Luglio 18, 2024

Donare il 5×1000 è completamente gratuito, grazie a questo gesto potrai aiutare molte persone in difficoltà, e potrai donare loro un po’ di speranza.

Cos’è il 5 per mille

Il 5 per mille è entrato in via sperimentale nel 2006, e permetteva di destinare la percentuale del’Irpef (Imposta sul reddito delle persone fisiche) a sostegno di associazioni di volontariato (Onlus), attività sociali svolte dai comuni, ricerca sanitarie e scientifica sviluppata dai settori di ricerca delle università. Con l’andare degli anni le categorie sono state riviste e definite, eliminando il comune come categoria beneficiaria del 5 per mille e lasciando tutte quelle società che svolgono attività sociali.

Come donare il 5 per mille

Donare il 5 per mille è davvero molto semplice, basterà indicare all’interno dei moduli della dichiarazione dei redditi la società a cui destinare la percentuale dell’imposta sul reddito delle persone fisiche. La somma che verrà destinata alle beneficiari varierà in base al reddito del soggetto. La quota Irpef infatti è in percentuale e dunque varia al variare del reddito. Anche nei casi in cui il reddito è molto basso è comunque importante indicare il beneficiario, in quanto l’unione fa la forza, e anche una piccolissima somma è in grado di contribuire al sostegno di una società. Potrete effettuare la dichiarazione del reddito presso i caaf (centri autorizzati di  assistenza fiscale). Nel momento in cui vi recerete presso il vostro Caaf dovrete avere già le idee ben chiare sul beneficiario del vostro 5 per mille.

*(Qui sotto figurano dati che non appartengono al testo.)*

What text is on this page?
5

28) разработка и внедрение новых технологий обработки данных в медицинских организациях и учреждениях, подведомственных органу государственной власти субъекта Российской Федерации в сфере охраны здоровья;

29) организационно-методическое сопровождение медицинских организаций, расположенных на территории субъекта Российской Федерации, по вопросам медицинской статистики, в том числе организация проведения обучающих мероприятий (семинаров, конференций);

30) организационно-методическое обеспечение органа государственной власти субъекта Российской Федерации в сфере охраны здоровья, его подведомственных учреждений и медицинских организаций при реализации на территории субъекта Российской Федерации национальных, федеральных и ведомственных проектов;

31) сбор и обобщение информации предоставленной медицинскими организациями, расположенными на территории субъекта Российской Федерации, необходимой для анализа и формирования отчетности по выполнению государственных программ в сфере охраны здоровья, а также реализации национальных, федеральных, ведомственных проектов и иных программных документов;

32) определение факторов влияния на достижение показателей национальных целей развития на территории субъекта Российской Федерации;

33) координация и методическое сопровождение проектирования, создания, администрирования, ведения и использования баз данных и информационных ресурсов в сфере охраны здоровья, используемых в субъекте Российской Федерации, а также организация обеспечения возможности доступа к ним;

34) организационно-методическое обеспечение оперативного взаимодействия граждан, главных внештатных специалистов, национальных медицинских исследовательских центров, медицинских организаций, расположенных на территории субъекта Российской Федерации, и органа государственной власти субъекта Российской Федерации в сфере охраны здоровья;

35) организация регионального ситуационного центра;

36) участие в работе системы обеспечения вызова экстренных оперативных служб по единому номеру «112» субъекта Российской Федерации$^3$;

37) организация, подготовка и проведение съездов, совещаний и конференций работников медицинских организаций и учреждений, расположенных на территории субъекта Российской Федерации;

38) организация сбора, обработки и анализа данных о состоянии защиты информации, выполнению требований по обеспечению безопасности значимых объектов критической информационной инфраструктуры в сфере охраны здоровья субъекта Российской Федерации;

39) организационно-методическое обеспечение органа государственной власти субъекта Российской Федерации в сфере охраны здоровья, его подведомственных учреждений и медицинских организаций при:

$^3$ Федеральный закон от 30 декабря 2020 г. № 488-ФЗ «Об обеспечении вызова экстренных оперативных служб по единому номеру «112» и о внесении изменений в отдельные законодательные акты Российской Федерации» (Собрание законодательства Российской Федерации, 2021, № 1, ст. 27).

Scegliere a chi destinare il 5 per mille

Per scegliere a chi destinare il 5 per mille è bene documentarsi. Per farlo basterà navigare in rete. All’interno della rete potrete trovare una grande quantità di enti che operano a livello nazionale o internazionale. Per sceglierlo dovrete pensare all’ente come un soggetto su cui investire, all’ente che rispecchia i vostri valori e che volete sostenere anche con un semplice contributo. Scegliere l’ente non è per nulla semplice, vista la varietà ma è indispensabile. Qualora lasciate in bianco le caselle in cui inserire l’ente beneficiario, il 5 per mille verrà comunque devoluto. La percentuale verrà suddivisa tra gli enti che hanno ottenuto maggiore consenso. Dunque è bene inizialmente fare una lista con le categorie di enti a cui destinare il 5 per mille, successivamente trovarne alcuni e poi definire l’ente preciso a cui destinare il 5 per mille.
Il 5 per mille è dunque un modo semplice per riuscire a garantire un sostegno annuale a tutte quelle associazioni che operano  con lo scopo di migliorare la vita di altri soggetti in difficoltà. Dunque, se è gratuito, perché non sfruttare tale occasione? Non vi reste che documentarvi ed inserire all’interno dei moduli il codice fiscale degli enti a cui destinare la vostra percentuale. Tutte le scadenze e le informazioni relative alla dichiarazione dei redditi le potrete trovare presso l’ agenzia delle entrate, e all’interno del suo sito. Non vi rimane che cercare tutte le informazioni necessarie per scegliere l’ente più vicino ai vostri valori e ai vostri ideali.